I recently had a mini-crisis. Well, actually, it felt like a mega-crisis. And probably not a single soul around me even knew or noticed.

But secretly, I was dissolving. Questioning my very purpose for existence.

You see, I was 30 before I discovered what I was put on this earth to do, beyond having a family (which had been my dream since I was a little girl—and bringing glory to God, a given). At the ripe, seemingly far-past-the-point-I-should-have-this-figured-out age of 30, I discovered, or more rightly re-discovered, my love for words and stringing them together to form thoughts that just might resonate and connect with people.

I fell in love. With words. And ideas. And the thrill of finding just the right one at just the right time. I’m a nerd, I know.

And then, at the end of last year, I was overwhelmed by an all too familiar soundtrack. Just a whisper at first, and then screaming so loudly that I couldn’t drown it out, “Who do you think you are? You’re not a writer. You should just give up and go work at Starbucks.” Starbucks is always my fall back plan. Coffee. Need I say more?

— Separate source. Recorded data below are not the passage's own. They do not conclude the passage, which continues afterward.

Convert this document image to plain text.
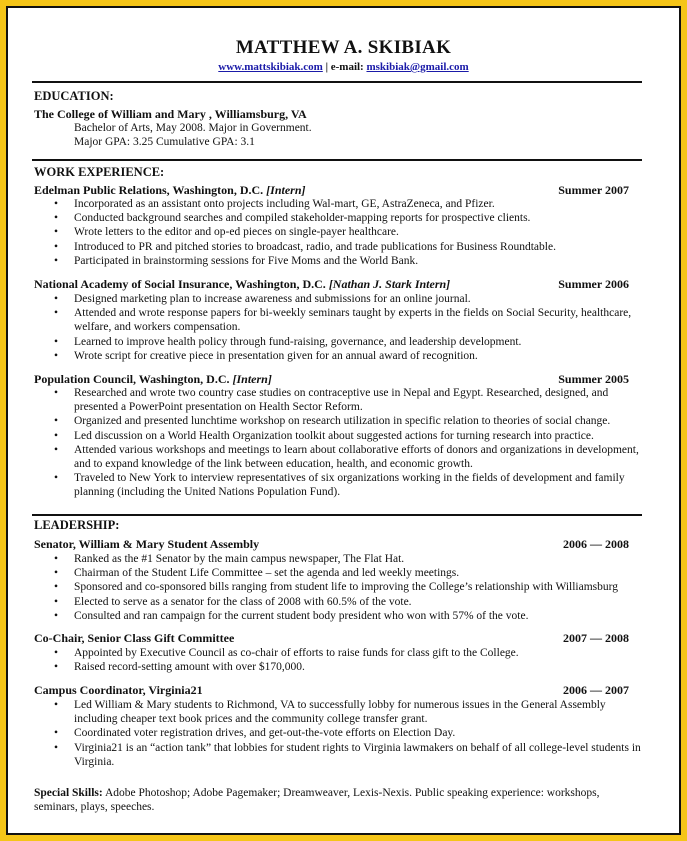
MATTHEW A. SKIBIAK
www.mattskibiak.com | e-mail: mskibiak@gmail.com
EDUCATION:
The College of William and Mary , Williamsburg, VA
Bachelor of Arts, May 2008. Major in Government.
Major GPA: 3.25 Cumulative GPA: 3.1
WORK EXPERIENCE:
Edelman Public Relations, Washington, D.C. [Intern]	Summer 2007
• Incorporated as an assistant onto projects including Wal-mart, GE, AstraZeneca, and Pfizer.
• Conducted background searches and compiled stakeholder-mapping reports for prospective clients.
• Wrote letters to the editor and op-ed pieces on single-payer healthcare.
• Introduced to PR and pitched stories to broadcast, radio, and trade publications for Business Roundtable.
• Participated in brainstorming sessions for Five Moms and the World Bank.
National Academy of Social Insurance, Washington, D.C. [Nathan J. Stark Intern]	Summer 2006
• Designed marketing plan to increase awareness and submissions for an online journal.
• Attended and wrote response papers for bi-weekly seminars taught by experts in the fields on Social Security, healthcare, welfare, and workers compensation.
• Learned to improve health policy through fund-raising, governance, and leadership development.
• Wrote script for creative piece in presentation given for an annual award of recognition.
Population Council, Washington, D.C. [Intern]	Summer 2005
• Researched and wrote two country case studies on contraceptive use in Nepal and Egypt. Researched, designed, and presented a PowerPoint presentation on Health Sector Reform.
• Organized and presented lunchtime workshop on research utilization in specific relation to theories of social change.
• Led discussion on a World Health Organization toolkit about suggested actions for turning research into practice.
• Attended various workshops and meetings to learn about collaborative efforts of donors and organizations in development, and to expand knowledge of the link between education, health, and economic growth.
• Traveled to New York to interview representatives of six organizations working in the fields of development and family planning (including the United Nations Population Fund).
LEADERSHIP:
Senator, William & Mary Student Assembly	2006 — 2008
• Ranked as the #1 Senator by the main campus newspaper, The Flat Hat.
• Chairman of the Student Life Committee – set the agenda and led weekly meetings.
• Sponsored and co-sponsored bills ranging from student life to improving the College’s relationship with Williamsburg
• Elected to serve as a senator for the class of 2008 with 60.5% of the vote.
• Consulted and ran campaign for the current student body president who won with 57% of the vote.
Co-Chair, Senior Class Gift Committee	2007 — 2008
• Appointed by Executive Council as co-chair of efforts to raise funds for class gift to the College.
• Raised record-setting amount with over $170,000.
Campus Coordinator, Virginia21	2006 — 2007
• Led William & Mary students to Richmond, VA to successfully lobby for numerous issues in the General Assembly including cheaper text book prices and the community college transfer grant.
• Coordinated voter registration drives, and get-out-the-vote efforts on Election Day.
• Virginia21 is an “action tank” that lobbies for student rights to Virginia lawmakers on behalf of all college-level students in Virginia.
Special Skills: Adobe Photoshop; Adobe Pagemaker; Dreamweaver, Lexis-Nexis. Public speaking experience: workshops, seminars, plays, speeches.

But even as I tried to shove the words away, distance myself from writing, I found myself collecting thoughts like beautiful seashells on a glorious beach vacation and stashing them away in Evernote. Each time I did it, I thought, “Well, that will never see the light of day.” And I wondered why on earth I couldn’t stop doing it. It was a little like saying you’re just going to eat one Cheeto puff. And then suddenly, you’re sitting on the couch with an empty bag, no small amount of shame, and neon orange fingers.

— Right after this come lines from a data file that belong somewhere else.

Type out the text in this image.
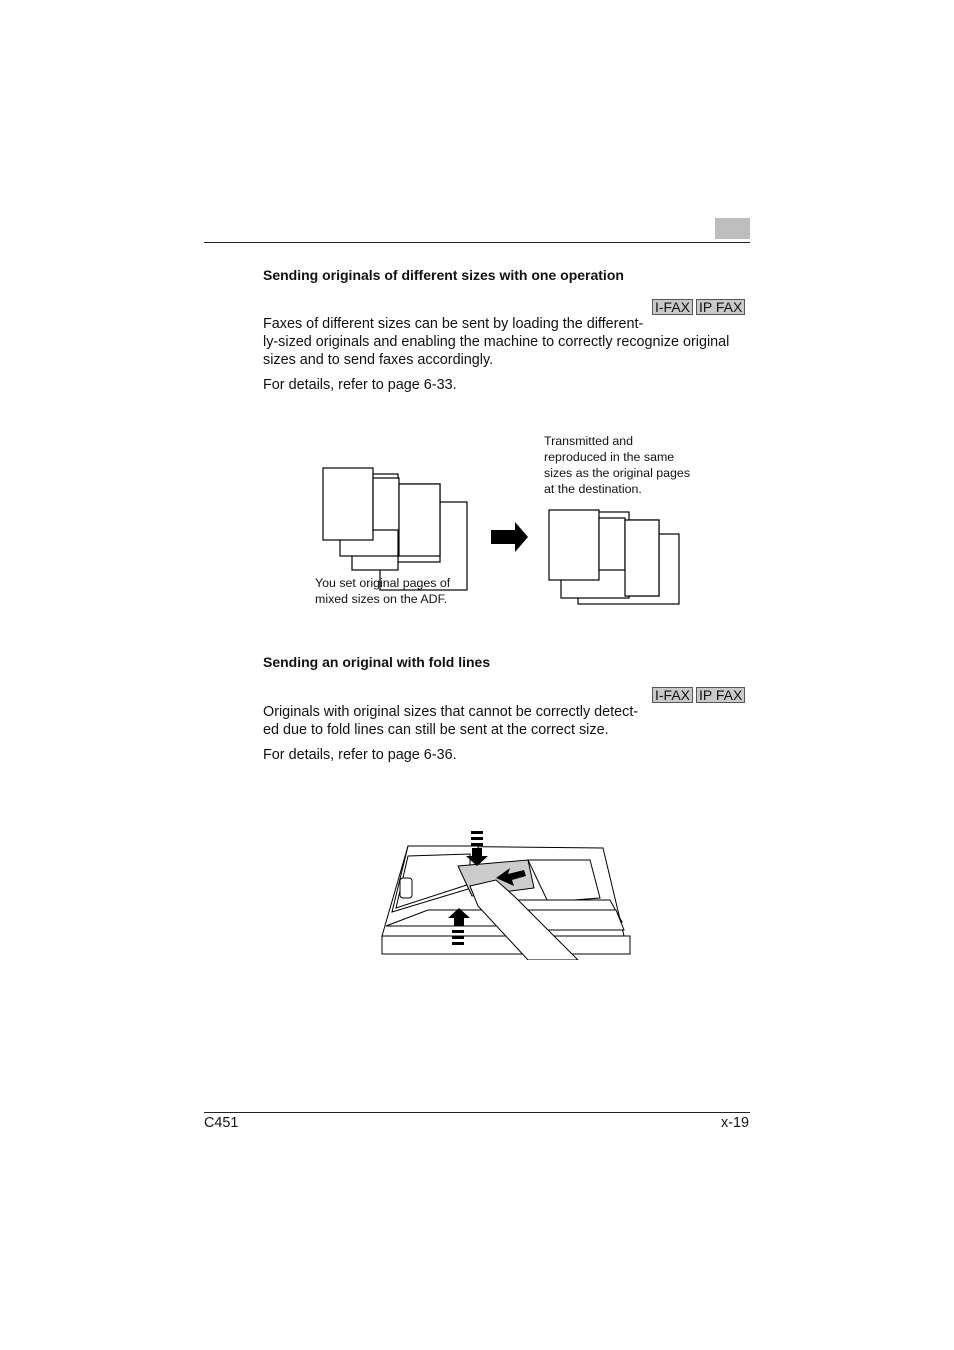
Sending originals of different sizes with one operation
I-FAX IP FAX

Faxes of different sizes can be sent by loading the different-
ly-sized originals and enabling the machine to correctly recognize original sizes and to send faxes accordingly.

For details, refer to page 6-33.

Transmitted and
reproduced in the same
sizes as the original pages
at the destination.

You set original pages of
mixed sizes on the ADF.

Sending an original with fold lines
I-FAX IP FAX

Originals with original sizes that cannot be correctly detect-
ed due to fold lines can still be sent at the correct size.

For details, refer to page 6-36.

C451	x-19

It was at this point that I started crying out to God. I needed to know what he said about my future. Not in general terms. But very specific ones. Should I pack this all away? Give it up? Find something else to do with my life?

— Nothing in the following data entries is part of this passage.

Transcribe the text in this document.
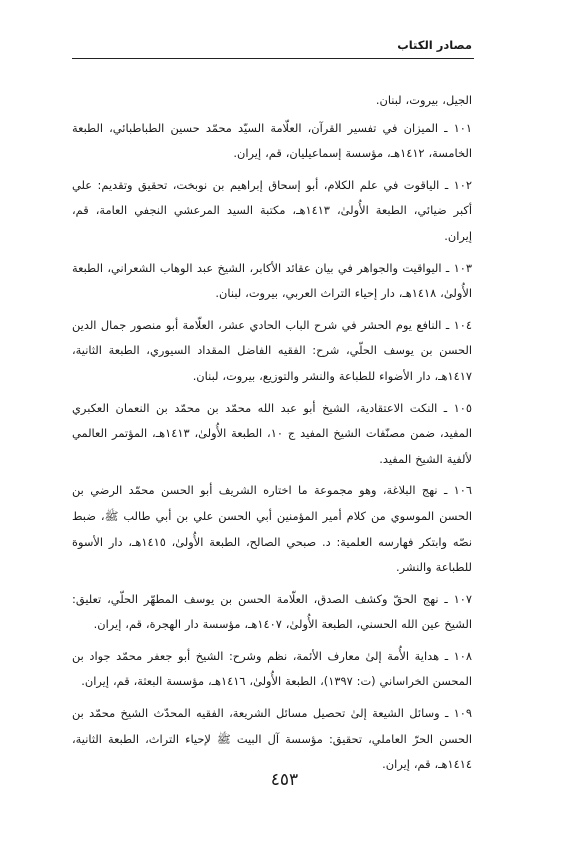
مصادر الكتاب

الجيل، بيروت، لبنان.

١٠١ ـ الميزان في تفسير القرآن، العلّامة السيّد محمّد حسين الطباطبائي، الطبعة الخامسة، ١٤١٢هـ، مؤسسة إسماعيليان، قم، إيران.

١٠٢ ـ الياقوت في علم الكلام، أبو إسحاق إبراهيم بن نوبخت، تحقيق وتقديم: علي أكبر ضيائي، الطبعة الأُولىٰ، ١٤١٣هـ، مكتبة السيد المرعشي النجفي العامة، قم، إيران.

١٠٣ ـ اليواقيت والجواهر في بيان عقائد الأكابر، الشيخ عبد الوهاب الشعراني، الطبعة الأُولىٰ، ١٤١٨هـ، دار إحياء التراث العربي، بيروت، لبنان.

١٠٤ ـ النافع يوم الحشر في شرح الباب الحادي عشر، العلّامة أبو منصور جمال الدين الحسن بن يوسف الحلّي، شرح: الفقيه الفاضل المقداد السيوري، الطبعة الثانية، ١٤١٧هـ، دار الأضواء للطباعة والنشر والتوزيع، بيروت، لبنان.

١٠٥ ـ النكت الاعتقادية، الشيخ أبو عبد الله محمّد بن محمّد بن النعمان العكبري المفيد، ضمن مصنّفات الشيخ المفيد ج ١٠، الطبعة الأُولىٰ، ١٤١٣هـ، المؤتمر العالمي لألفية الشيخ المفيد.

١٠٦ ـ نهج البلاغة، وهو مجموعة ما اختاره الشريف أبو الحسن محمّد الرضي بن الحسن الموسوي من كلام أمير المؤمنين أبي الحسن علي بن أبي طالب ﷺ، ضبط نصّه وابتكر فهارسه العلمية: د. صبحي الصالح، الطبعة الأُولىٰ، ١٤١٥هـ، دار الأسوة للطباعة والنشر.

١٠٧ ـ نهج الحقّ وكشف الصدق، العلّامة الحسن بن يوسف المطهّر الحلّي، تعليق: الشيخ عين الله الحسني، الطبعة الأُولىٰ، ١٤٠٧هـ، مؤسسة دار الهجرة، قم، إيران.

١٠٨ ـ هداية الأُمة إلىٰ معارف الأئمة، نظم وشرح: الشيخ أبو جعفر محمّد جواد بن المحسن الخراساني (ت: ١٣٩٧)، الطبعة الأُولىٰ، ١٤١٦هـ، مؤسسة البعثة، قم، إيران.

١٠٩ ـ وسائل الشيعة إلىٰ تحصيل مسائل الشريعة، الفقيه المحدّث الشيخ محمّد بن الحسن الحرّ العاملي، تحقيق: مؤسسة آل البيت ﷺ لإحياء التراث، الطبعة الثانية، ١٤١٤هـ، قم، إيران.

٤٥٣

And that’s when it happened.

I listened to a podcast, and they were talking so easily, almost flippantly, about the promises of God for their (our) lives. And I remember thinking, “Well, that’s great for you. You keep talking about the promises of God like you actually know which ones are yours.”

I was half cynical and half jealous.

Have you ever felt this way? People talking about the “promises of God,” and you scratching your head, wondering what exactly that even means? Because I certainly don’t ever want to be witlessly claiming promises that God never meant for me. I don’t adhere to the name it, claim it philosophy. I want what God wants for me, not trying to force the God of the universe to give me what I want. But what about when you don’t even know what God’s promises for you are? Beyond some vague generalities.

Hope.

A future.

I get ya. I was right there with you.

Frustrated. Broken. Confused. And on the verge of giving up.

So I went to the only person I knew could give me some clarity. Jesus. Desperately, I laid my heart bare, dumping all of my self-doubt, fear, and questions at his feet. And I asked him to give me a promise to cling to that would help me see through the purposeless fog that had descended on my life.

I’m not going to lie. I only half-way expected an answer.

Sometimes specific promises from God seem like something for someone else. The favored ones. So even as I prayed the prayer, I wasn’t sure what to expect. Or what I even had the right to expect.

Not immediately, but a few weeks later, something incredible happened. I was sitting in church and our guest speaker was preaching from a passage that I’ve heard a hundred times. I actually consider it one of my favorite verses, and one phrase jumped out at me. It was as if it was leaping off the page into my heart. That phrase was FOR ME. And I instinctively knew it.

Then a few days later I was reading a Bible plan on my YouVersion Bible app, and two more verses jumped off the screen at me. It was undeniable. Those words were meant for me—in this moment, in this season. I’ve been praying these verses over my life ever since. Expecting God to keep his promises. To me.

So what does all this mean for you? For your situation? Maybe you’re desperate to know what God has to say about your life today. What his promises are for this dark season you find yourself in. You need specifics. Maybe you’re like me and you’ve thought God’s promises were for the special ones. Certainly not for you.

A few months ago, I might have agreed with you (about me, not you).

But now I’m convinced that at any moment, and in every situation, God has something unique and important to say to each and every one of us. The only limitation is our ability to hear and recognize his voice.

So how do you discover God’s promises for you?
1. Ask Him to show you.
2. Put yourself in a position to hear His voice (read your Bible, listen to podcasts, sermons etc.)
3. When He speaks, take action. Pray His words over your life.

This all seems so neat and tidy in a thousand words or less. I know it's a lot messier and more difficult than these few words can adequately express, but you can trust the Promise-Maker. Don’t get impatient. He is faithful!